医療が臓器別に専門分化が進む現在、全身を診る唯一の診療科が小児科であるが、我々小児画像診断部もそれにならい、全身の疾患を画像診断の対象としている。その特徴を一言で言えば「適応から判断し検査計画の立案から始まる画像診断」となる[註1]。そのために、附属病院本院では放射線科が担当していない超音波検査も装置を自前で所有し引き受けている[註2]。
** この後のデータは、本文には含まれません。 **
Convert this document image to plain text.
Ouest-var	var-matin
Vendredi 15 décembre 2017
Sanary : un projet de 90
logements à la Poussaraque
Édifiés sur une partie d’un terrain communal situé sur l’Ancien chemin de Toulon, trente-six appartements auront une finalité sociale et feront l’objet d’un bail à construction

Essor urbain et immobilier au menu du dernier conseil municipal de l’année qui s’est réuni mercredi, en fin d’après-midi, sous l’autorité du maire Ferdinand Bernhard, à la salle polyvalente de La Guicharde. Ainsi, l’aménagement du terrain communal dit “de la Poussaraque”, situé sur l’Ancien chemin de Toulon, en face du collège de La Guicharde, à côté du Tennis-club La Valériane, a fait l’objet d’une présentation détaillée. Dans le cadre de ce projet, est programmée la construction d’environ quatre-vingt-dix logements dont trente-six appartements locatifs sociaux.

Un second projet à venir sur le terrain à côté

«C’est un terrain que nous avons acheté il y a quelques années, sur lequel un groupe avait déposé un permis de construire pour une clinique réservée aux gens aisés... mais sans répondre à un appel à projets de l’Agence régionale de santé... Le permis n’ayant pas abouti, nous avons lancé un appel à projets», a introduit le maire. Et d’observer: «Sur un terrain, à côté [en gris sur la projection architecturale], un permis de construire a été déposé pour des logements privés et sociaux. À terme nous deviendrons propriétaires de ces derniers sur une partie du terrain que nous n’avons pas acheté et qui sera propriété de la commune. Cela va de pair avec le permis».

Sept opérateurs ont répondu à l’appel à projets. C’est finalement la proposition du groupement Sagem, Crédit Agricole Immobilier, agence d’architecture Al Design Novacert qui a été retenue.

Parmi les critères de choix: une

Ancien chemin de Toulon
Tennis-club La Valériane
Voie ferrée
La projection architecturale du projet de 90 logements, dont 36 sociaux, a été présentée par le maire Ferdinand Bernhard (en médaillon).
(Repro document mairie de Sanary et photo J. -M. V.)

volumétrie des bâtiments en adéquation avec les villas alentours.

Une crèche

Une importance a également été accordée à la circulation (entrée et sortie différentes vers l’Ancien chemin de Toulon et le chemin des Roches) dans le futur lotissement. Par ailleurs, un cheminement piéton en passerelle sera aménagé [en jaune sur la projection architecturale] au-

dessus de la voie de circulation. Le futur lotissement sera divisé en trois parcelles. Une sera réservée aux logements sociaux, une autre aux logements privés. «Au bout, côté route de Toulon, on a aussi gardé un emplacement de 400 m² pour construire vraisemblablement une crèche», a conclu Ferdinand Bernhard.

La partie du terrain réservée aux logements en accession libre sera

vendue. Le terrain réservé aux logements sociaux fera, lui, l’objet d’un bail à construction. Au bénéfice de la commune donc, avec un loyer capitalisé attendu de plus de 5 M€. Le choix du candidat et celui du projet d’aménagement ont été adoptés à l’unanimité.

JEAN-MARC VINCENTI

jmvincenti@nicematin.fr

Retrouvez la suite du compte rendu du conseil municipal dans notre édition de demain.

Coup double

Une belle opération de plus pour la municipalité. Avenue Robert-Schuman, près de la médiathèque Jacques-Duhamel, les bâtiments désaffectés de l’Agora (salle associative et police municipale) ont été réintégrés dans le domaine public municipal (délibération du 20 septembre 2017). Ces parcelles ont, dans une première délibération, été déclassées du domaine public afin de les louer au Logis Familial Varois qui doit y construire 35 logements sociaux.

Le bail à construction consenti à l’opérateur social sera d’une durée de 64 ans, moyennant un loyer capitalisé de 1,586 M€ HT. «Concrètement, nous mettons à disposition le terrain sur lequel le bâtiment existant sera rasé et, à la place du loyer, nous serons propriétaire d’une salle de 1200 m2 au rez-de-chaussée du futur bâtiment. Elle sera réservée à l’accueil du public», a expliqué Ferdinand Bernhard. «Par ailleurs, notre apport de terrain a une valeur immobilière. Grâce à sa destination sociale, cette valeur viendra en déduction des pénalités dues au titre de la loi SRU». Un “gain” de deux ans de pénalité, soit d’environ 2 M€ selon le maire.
小児画像診断部は自前のカンファレンス室を有している。JUMP(電子カルテ)、PACS(画像診断電子保存供覧システム)を大画面プロジェクター(DICOM対応)で映写し、出席者に供覧して議論することが可能である。このカンファレンス室ではとちぎ子ども医療センターの医師と定期画像診断カンファレンス[3-2)]参照]を開催し、依頼医との関係が「オーダーと読影レポートの往復」で終わらない工夫をしている。

註1:
詳しくは子ども医療センターホームページの「小児画像診断部」をご覧いただきたい。(学校法人自治医科大学HP→自治医科大学附属病院→とちぎ子ども医療センター→診療科等のご案内→小児画像診断部)

註2:
小児画像診断部放射線科医が、超音波検査が必要と判断した症例に限って検査を引き受けている。そのため予約枠は開示していない。

認定医

日本医学放射線学会放射線科診断専門医 相原 敏則
古川理恵子
中田 和佳
日本核医学会核医学専門医 中田 和佳

3.診療実績(検査を行い読影レポートを付したもの)

単純X線写真 3,874(診療時間外0件)
造影検査(X線透視) 137(診療時間外4件)
CT 378(診療時間外17件)
超音波 578(診療時間外9件)
MRI 1,052【このうち、胎児MRIが29件】(診療時間外4件)

鎮静を試みたが入眠せずMRIを行った検査実績を下に示す

鎮静を試みた検査件数 458件
(全検査件数は1,107件註1]
入眠せず検査が中止(のべ) 46件註2]
中止割合 10%(有効数字2桁)
1日平均中止件数 0.44件(有効数字2桁)
検査中止までの平均拘束時間 2時間19分
検査中止までの最大拘束時間 240分(4時間)
検査中止2回以上かつ2時間以上の待機を要した患者数 4件

註1]中止となった検査を含む。
註2]鎮静せずに検査を試みたが静止が得られなかった
鎮静剤服用前の絶飲食時間が守れなかった
患者都合による中止が計59件あった。

麻酔科医による全身麻酔下でのMRI 8件

この他に、他院からの紹介患者が持参した画像診断検査画像の読影が時間外に2件あった。

2)画像診断カンファレンス

(会場:小児画像診断部カンファレンス室)

小児科 月曜、木曜 12:45から
小児外科 月曜 16:00から
尿路(小児科、小児泌尿器科) 火曜 17:30から
小児整形外科 月曜 17:30から
Tumor Board 第3月曜 15:30から

その他症例により関係各科が随時時間を調整し集まっている。2018年実績は、小児科腫瘍班による記載をご参照いただきたい。

3)附属病院放射線科との関係

血管造影検査、血管内治療、IVRは附属病院放射線科が担当している。

4)機器更新

なし。

4.2020年の目標・事業計画等

1)X線CTの新規導入

とちぎ子ども医療センター開院当初より長年の懸案であったX線CTは、現在稼働している救命救急センターで稼働されていたCTが、救命救急センターと共用の形でとちぎ子ども医療センターの患者のために供される予定であったが、鎮静を要する患者のCT検査には必須の看護師常駐が、看護師不足のため叶わなかった。鎮静を必要としない年長児のCT検査をわざわざ古い救命救急センターCTで行う利益はない。鎮静の有無を問わず小児患者のCT検査は、従前通り附属病院中央放射線部CT検査室で行うこととなった。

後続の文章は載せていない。